As a semester ends, chaos begins
By Michael Tsai
There's nothing like the end of a college semester to remind a perpetual student and newbie teacher of the truth of the second law of thermodynamics.
I'm no Bill Nye, to be sure. I think I took physics in high school once, but only long enough to discover that it's much easier to carve "Ozzy Rules" on the Formica top of a detention-room desk than a hard science-lab table.
In any case, somewhere along the line, the apricot pit that serves as the left side of my brain saw fit to retain the idea that everything in the universe eventually moves toward dissolution, disorganization and chaos.
I believe the proper term is entropy, and it has something to do with heat transfer and the ability to produce work and the degradation of usable energy to unusable energy and, uh ... SparkNotes, please.
Fine, I don't fully understand the concept and all of its implications (and please, science nerds, do not e-mail me your definitions. It's embarrassing when my eyes glaze over at work). But what little I grasp seems readily apparent as this interminable semester wheezes to an overdue end.

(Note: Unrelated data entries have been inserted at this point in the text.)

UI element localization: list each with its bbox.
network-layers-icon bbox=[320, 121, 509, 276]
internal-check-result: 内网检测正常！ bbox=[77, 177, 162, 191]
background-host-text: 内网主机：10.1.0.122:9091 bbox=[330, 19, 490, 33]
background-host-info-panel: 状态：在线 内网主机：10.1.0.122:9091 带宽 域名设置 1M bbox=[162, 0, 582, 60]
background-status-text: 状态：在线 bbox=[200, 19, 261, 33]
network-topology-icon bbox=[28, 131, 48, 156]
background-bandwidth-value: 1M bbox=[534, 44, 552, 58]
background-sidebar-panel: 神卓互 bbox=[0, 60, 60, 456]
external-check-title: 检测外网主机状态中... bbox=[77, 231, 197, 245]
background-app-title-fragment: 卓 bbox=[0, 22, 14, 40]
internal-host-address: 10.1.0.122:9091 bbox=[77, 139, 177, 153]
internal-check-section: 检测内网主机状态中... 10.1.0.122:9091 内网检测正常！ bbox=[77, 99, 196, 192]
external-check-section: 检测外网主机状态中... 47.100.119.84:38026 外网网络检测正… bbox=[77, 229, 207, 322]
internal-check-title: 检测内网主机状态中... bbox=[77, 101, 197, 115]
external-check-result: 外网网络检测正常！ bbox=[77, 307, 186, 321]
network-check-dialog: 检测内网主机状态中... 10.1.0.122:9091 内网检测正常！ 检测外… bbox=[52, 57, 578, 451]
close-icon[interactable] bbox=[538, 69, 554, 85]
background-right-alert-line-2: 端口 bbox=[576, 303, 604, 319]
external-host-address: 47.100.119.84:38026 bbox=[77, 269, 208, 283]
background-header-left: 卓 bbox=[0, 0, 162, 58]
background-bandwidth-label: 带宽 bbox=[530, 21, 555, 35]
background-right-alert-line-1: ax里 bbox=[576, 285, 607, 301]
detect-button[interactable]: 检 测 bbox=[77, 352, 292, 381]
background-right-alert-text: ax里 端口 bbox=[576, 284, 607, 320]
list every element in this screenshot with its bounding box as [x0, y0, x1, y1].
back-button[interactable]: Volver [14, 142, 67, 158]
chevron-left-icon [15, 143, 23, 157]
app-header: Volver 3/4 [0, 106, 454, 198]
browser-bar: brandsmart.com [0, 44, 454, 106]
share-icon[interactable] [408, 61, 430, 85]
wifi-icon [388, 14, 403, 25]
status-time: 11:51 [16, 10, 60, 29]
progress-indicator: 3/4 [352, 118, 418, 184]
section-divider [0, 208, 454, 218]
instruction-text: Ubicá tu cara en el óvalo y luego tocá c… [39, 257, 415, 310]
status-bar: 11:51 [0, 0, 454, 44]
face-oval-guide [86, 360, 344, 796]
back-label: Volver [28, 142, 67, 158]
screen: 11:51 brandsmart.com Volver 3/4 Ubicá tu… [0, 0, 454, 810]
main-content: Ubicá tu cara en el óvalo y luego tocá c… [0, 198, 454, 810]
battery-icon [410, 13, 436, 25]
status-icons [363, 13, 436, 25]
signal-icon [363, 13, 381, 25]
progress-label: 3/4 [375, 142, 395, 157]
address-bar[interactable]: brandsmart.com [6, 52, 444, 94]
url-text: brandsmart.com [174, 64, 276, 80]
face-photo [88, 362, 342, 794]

My English classes, once full of bright-eyed freshmen, are now a M.A.S.H. ward of overwrought, sleep-deprived wrecks pleading dying grandmas, glitchy computers, flat tires and mysterious illnesses in an effort to wring a few days of deadline reprieve. Term papers start brilliantly and peter into page-long block quotes and unintelligible text-message-style rambling. Desperate late-night e-mailers forget not just the attachment, but the message itself.
Can't say I'm doing so great, either. Entropy is increasing; my transfer of heat to cooler surroundings is rapid.
At home, I tiptoe through stacks of ungraded papers and newspapers containing stories I barely recall writing. I haven't cleaned since Christmas break, and the only clear spaces on the floor are such because they're drying from my diabetic cat's latest bladder indiscretion.
And each day it seems harder and harder to get moving and stay moving.
The rules of entropy account for this, reasoning that the universe itself seeks a state of balance in which all energy is uniformly distributed. At this point, with no imbalances to be corrected in the form of work, work itself ceases.
Upon further review, I guess I do love science.